От ее слов мне стало как-то не по себе. Она говорила об этом не как о сказке, а как о прогнозе погоды. Буднично и неотвратимо.
— Он в дом не войдет, если все заперто, — закончила она. — Он стучать не будет. Он тихонько скребется, ищет щелочку. А если найдет — войдет и возьмет свое.
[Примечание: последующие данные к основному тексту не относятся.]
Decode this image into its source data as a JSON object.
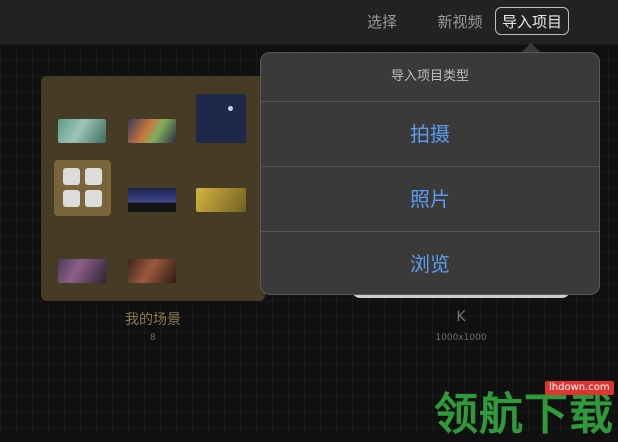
{
  "toolbar": {
    "select_label": "选择",
    "new_video_label": "新视频",
    "import_label": "导入项目"
  },
  "projects": [
    {
      "title": "我的场景",
      "count": "8"
    },
    {
      "title": "K",
      "resolution": "1000x1000"
    }
  ],
  "import_popover": {
    "title": "导入项目类型",
    "options": [
      "拍摄",
      "照片",
      "浏览"
    ]
  },
  "watermark": {
    "text": "领航下载",
    "url": "lhdown.com"
  },
  "colors": {
    "accent_blue": "#5b9bf0",
    "folder_bg": "#463c25",
    "watermark_green": "#2f9a3a"
  }
}
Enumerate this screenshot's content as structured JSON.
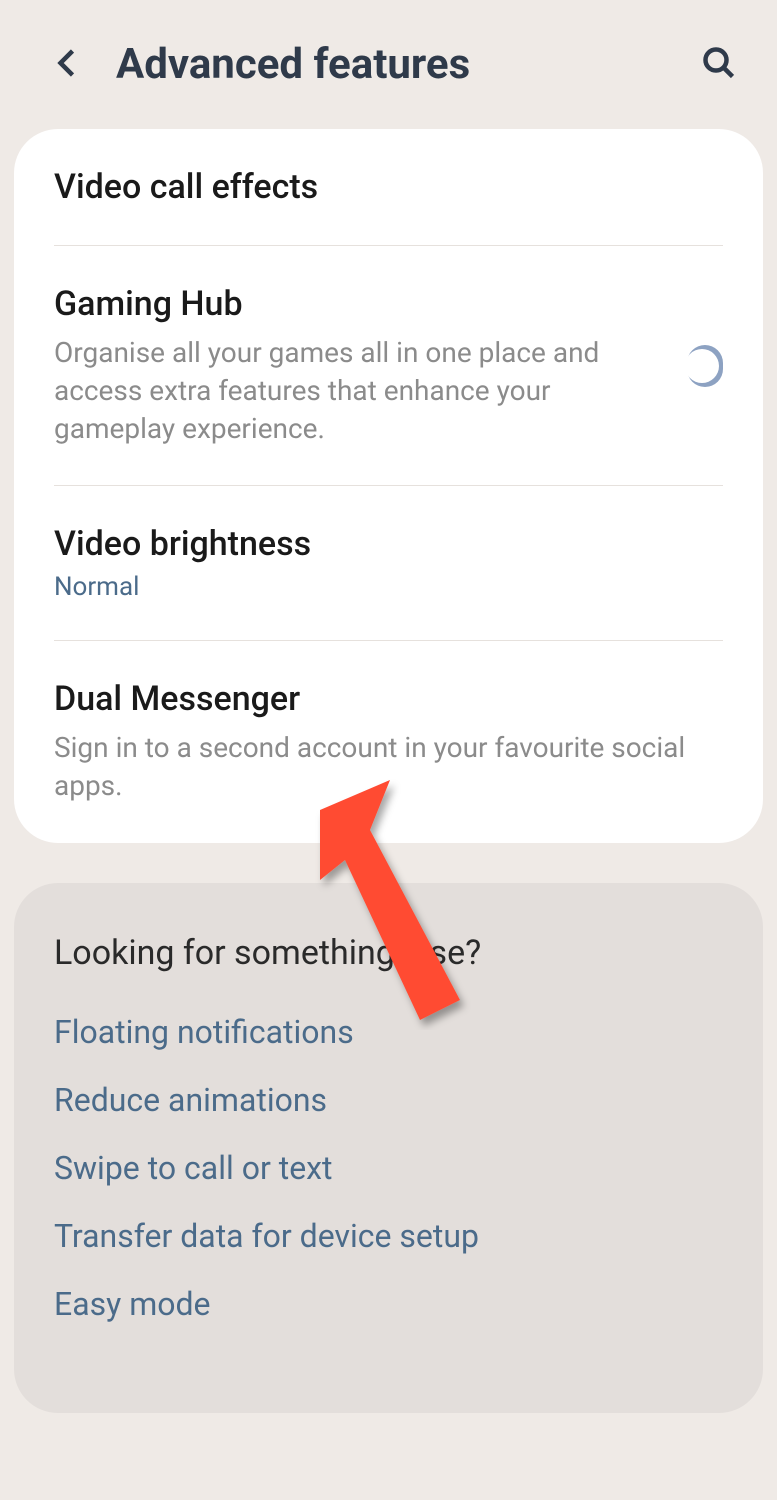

Я лег спать в своей старой комнате под треск сверчка и мерное тиканье дедовских ходиков в гостиной. Я, здоровый двадцатитрехлетний парень, который не боится ни пьяных драк, ни гололеда на трассе, ворочался и не мог уснуть. Бабкины слова застряли в голове.
И вот, когда я уже начал проваливаться в сон, ходики пробили двенадцать раз. И замерли.
Тишина. Абсолютная, неестественная. Перестал трещать сверчок. За окном замолчал ветер. Словно кто-то нажал на кнопку «Mute» у всего мира. И в этой мертвой тишине я услышал звук.
Тихий, сухой скрежет.
Он доносился от окна. Будто кто-то водил по стеклу не ногтем, а чем-то… сухим. Как ветка или коготь мертвой птицы. Я замер, превратившись в слух. Скрежет прошелся по раме, потом по стене. Он не искал дверь. Он искал щель.
Меня сковал ледяной ужас. Я понял, что это не вор. Вор бы разбил стекло или попытался взломать замок. А это… это было что-то другое. Разумное, терпеливое и абсолютно чуждое.
Я тихо встал с кровати. Луна светила в окно, и пол был залит серебристым светом. Скрежет переместился к двери в мою комнату. Я видел, как под дверью медленно, словно живая, сгущается тень. Она не просачивалась. Она, казалось, пила свет, делая узкую полоску под дверью абсолютно черной.
Я понял, что оно не пытается взломать замок. Оно пытается просочиться сквозь материю.
И я понял еще кое-что. Я — самый молодой в этом доме. Мои часы — самые «сладкие». Оно пришло за мной.
Страх сменился злой, первобытной яростью. Я не позволю какой-то твари забрать то, что принадлежит мне, и напугать моих стариков. Я огляделся в поисках оружия. Ничего. Только стул да книжная полка. И тут мой взгляд упал на стол, где я оставил свой рюкзак.
Я не думал. Я действовал на инстинктах. Я метнулся к рюкзаку, вытащил из него тяжелую чугунную сковородку, которую вез бабке в подарок, и дедовский термос из нержавейки. Не оружие, конечно, но лучше, чем ничего.
Тень под дверью стала плотнее. Из щели потянуло могильным холодом. Я знал, что через секунду оно будет в комнате.
Я встал у двери, прижавшись к стене. И тут меня осенило. Не драться. Не кричать. Сделать то, чего оно точно не ожидает.
Я заговорил.
— Эй, ты! — крикнул я в тишину. — Слышишь меня? Пришел, значит? За моим часом?
Тень под дверью замерла. Скрежет прекратился.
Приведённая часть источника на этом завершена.